Un modelo a seguir
La monarquía es un cuento, en el mejor sentido de la palabra cuento. Fracasa cuando se desliza hacia la novela realista. Imaginen que a Cenicienta, en vez de aparecérsele su hada madrina, se le aparece Villarejo. Y no es que Villarejo no haga milagros (con su cuenta corriente, por ejemplo), pero aquí hablamos de lo maravilloso, y lo maravilloso está emparentado con la divinidad, de ahí que Isabel II, después de asomarse al balcón para que la vieran los contribuyentes, se fuera a dar gracias a Dios por los 70 años de reinado (en realidad, ella no fue a la catedral porque le fallaban las piernas, pero acudió el resto de la corte). Las religiones y las monarquías se llevan bien porque ambas pertenecen al género fantástico.
El denominador común de las personas de la foto, aparte del de sus bocas abiertas en señal de asombro ante el regalo de la vida (quizá ante la vida regalada), es su distancia física y mental respecto de quienes las contemplan. He ahí el secreto de la corona británica: el de permanecer alejada del pueblo. Para gente normal ya tenemos a nuestros cuñados.

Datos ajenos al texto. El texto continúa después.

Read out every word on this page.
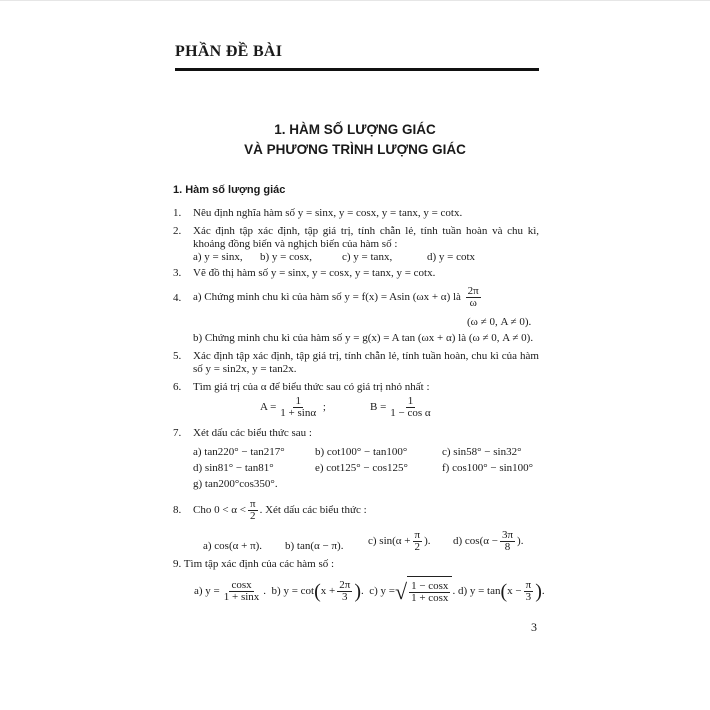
PHẦN ĐỀ BÀI
1. HÀM SỐ LƯỢNG GIÁC
VÀ PHƯƠNG TRÌNH LƯỢNG GIÁC
1. Hàm số lượng giác
1. Nêu định nghĩa hàm số y = sinx, y = cosx, y = tanx, y = cotx.
2. Xác định tập xác định, tập giá trị, tính chẵn lẻ, tính tuần hoàn và chu kì,
khoảng đồng biến và nghịch biến của hàm số :
a) y = sinx, b) y = cosx,	c) y = tanx,	d) y = cotx
3. Vẽ đồ thị hàm số y = sinx, y = cosx, y = tanx, y = cotx.
4. a) Chứng minh chu kì của hàm số y = f(x) = Asin (ωx + α) là $\frac{2\pi}{\omega}$
(ω ≠ 0, A ≠ 0).
b) Chứng minh chu kì của hàm số y = g(x) = A tan (ωx + α) là (ω ≠ 0, A ≠ 0).
5. Xác định tập xác định, tập giá trị, tính chẵn lẻ, tính tuần hoàn, chu kì của hàm
số y = sin2x, y = tan2x.
6. Tìm giá trị của α để biểu thức sau có giá trị nhỏ nhất :
$A = \frac{1}{1 + \sin\alpha}$ ;	$B = \frac{1}{\text{1 − cos α}}$
7. Xét dấu các biểu thức sau :
a) tan220° − tan217°	b) cot100° − tan100°	c) sin58° − sin32°
d) sin81° − tan81°	e) cot125° − cos125°	f) cos100° − sin100°
g) tan200°cos350°.
8. Cho $0 < \alpha < \frac{\pi}{2}$ . Xét dấu các biểu thức :
a) cos(α + π). b) tan(α − π). c) $\sin(\alpha + \frac{\pi}{2}$ ). d) $\cos(\alpha - \frac{3\pi}{8}$ ).
9. Tìm tập xác định của các hàm số :
a) $y = \frac{\cos x}{1 + \sin x}$ . b) $y = \cot(x + \frac{2\pi}{3}$ ). c) y = √ $\frac{1 - \cos x}{1 + \cos x}$ . d) $y = \tan(x - \frac{\pi}{3}$ ).
3
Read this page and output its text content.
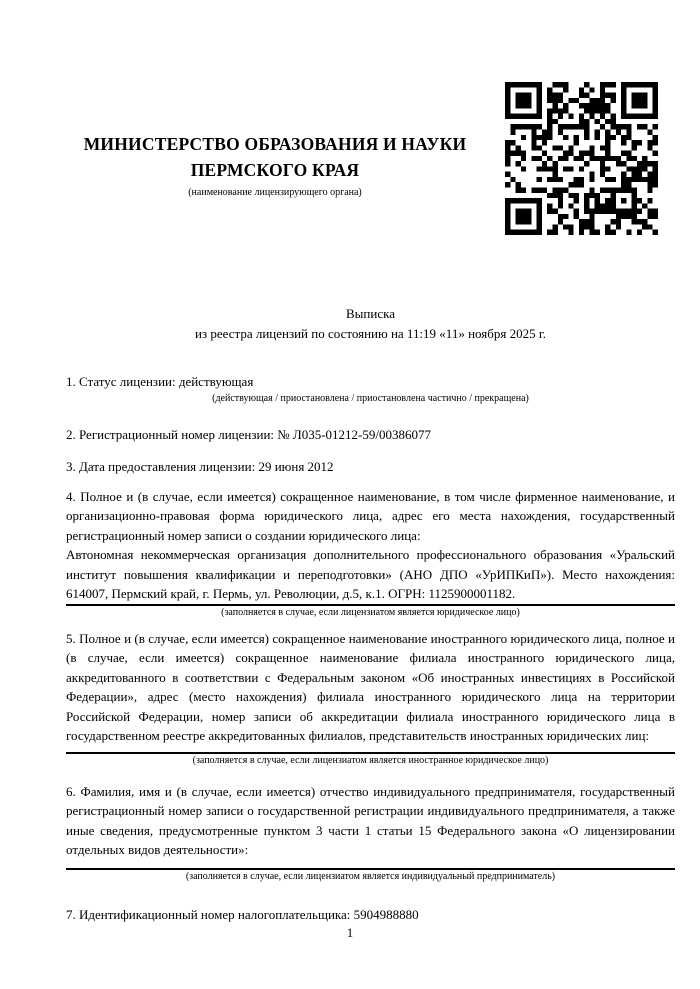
МИНИСТЕРСТВО ОБРАЗОВАНИЯ И НАУКИ
ПЕРМСКОГО КРАЯ
(наименование лицензирующего органа)
Выписка
из реестра лицензий по состоянию на 11:19 «11» ноября 2025 г.
1. Статус лицензии: действующая
(действующая / приостановлена / приостановлена частично / прекращена)
2. Регистрационный номер лицензии: № Л035-01212-59/00386077
3. Дата предоставления лицензии: 29 июня 2012
4. Полное и (в случае, если имеется) сокращенное наименование, в том числе фирменное наименование, и организационно-правовая форма юридического лица, адрес его места нахождения, государственный регистрационный номер записи о создании юридического лица:
Автономная некоммерческая организация дополнительного профессионального образования «Уральский институт повышения квалификации и переподготовки» (АНО ДПО «УрИПКиП»). Место нахождения: 614007, Пермский край, г. Пермь, ул. Революции, д.5, к.1. ОГРН: 1125900001182.
(заполняется в случае, если лицензиатом является юридическое лицо)
5. Полное и (в случае, если имеется) сокращенное наименование иностранного юридического лица, полное и (в случае, если имеется) сокращенное наименование филиала иностранного юридического лица, аккредитованного в соответствии с Федеральным законом «Об иностранных инвестициях в Российской Федерации», адрес (место нахождения) филиала иностранного юридического лица на территории Российской Федерации, номер записи об аккредитации филиала иностранного юридического лица в государственном реестре аккредитованных филиалов, представительств иностранных юридических лиц:
(заполняется в случае, если лицензиатом является иностранное юридическое лицо)
6. Фамилия, имя и (в случае, если имеется) отчество индивидуального предпринимателя, государственный регистрационный номер записи о государственной регистрации индивидуального предпринимателя, а также иные сведения, предусмотренные пунктом 3 части 1 статьи 15 Федерального закона «О лицензировании отдельных видов деятельности»:
(заполняется в случае, если лицензиатом является индивидуальный предприниматель)
7. Идентификационный номер налогоплательщика: 5904988880
1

Lo que pedimos a los miembros reales, paradójicamente, es que sean irreales. ¿Qué individuo real se presentaría ante el público con las guerreras de Carlos y Guillermo, cubiertas por una chatarrería incomprensible? Lo incomprensible es otro de los pilares de lo maravilloso. El problema de nuestro rey emérito es que todo lo que ha hecho es explicable desde el punto de vista de las debilidades humanas. Sirva esta imagen como modelo a seguir por los reyes y las reinas del universo mundo.